Abstractions, Algorithms and Data Structures for Structural Bioinformatics in PyCogent
This work provides structural bioinformatics tools for researchers using PyCogent, but it is incremental as it adds functionality to an existing framework rather than creating a new paradigm.
The authors extended PyCogent, a sequence-based bioinformatics framework, to handle three-dimensional structural data by developing Python modules with object-oriented abstractions, efficient data structures, and fast algorithms for structural processing. This integration enables symbiotic benefits between sequence-based and structure-derived analyses within the same framework.

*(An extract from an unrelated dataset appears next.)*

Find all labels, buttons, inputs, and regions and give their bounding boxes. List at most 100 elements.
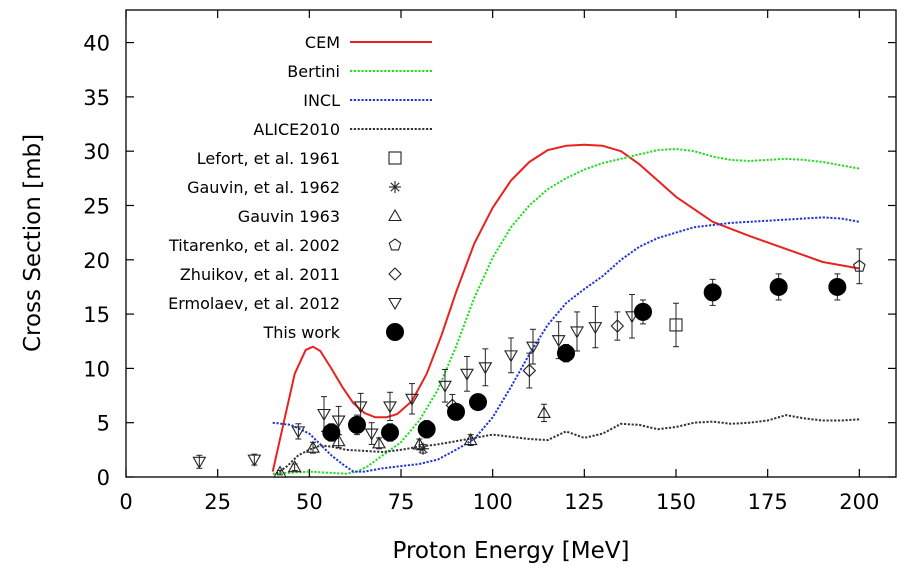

To facilitate flexible and efficient structural bioinformatics analyses, new functionality for three-dimensional structure processing and analysis has been introduced into PyCogent -- a popular feature-rich framework for sequence-based bioinformatics, but one which has lacked equally powerful tools for handling stuctural/coordinate-based data. Extensible Python modules have been developed, which provide object-oriented abstractions (based on a hierarchical representation of macromolecules), efficient data structures (e.g. kD-trees), fast implementations of common algorithms (e.g. surface-area calculations), read/write support for Protein Data Bank-related file formats and wrappers for external command-line applications (e.g. Stride). Integration of this code into PyCogent is symbiotic, allowing sequence-based work to benefit from structure-derived data and, reciprocally, enabling structural studies to leverage PyCogent's versatile tools for phylogenetic and evolutionary analyses.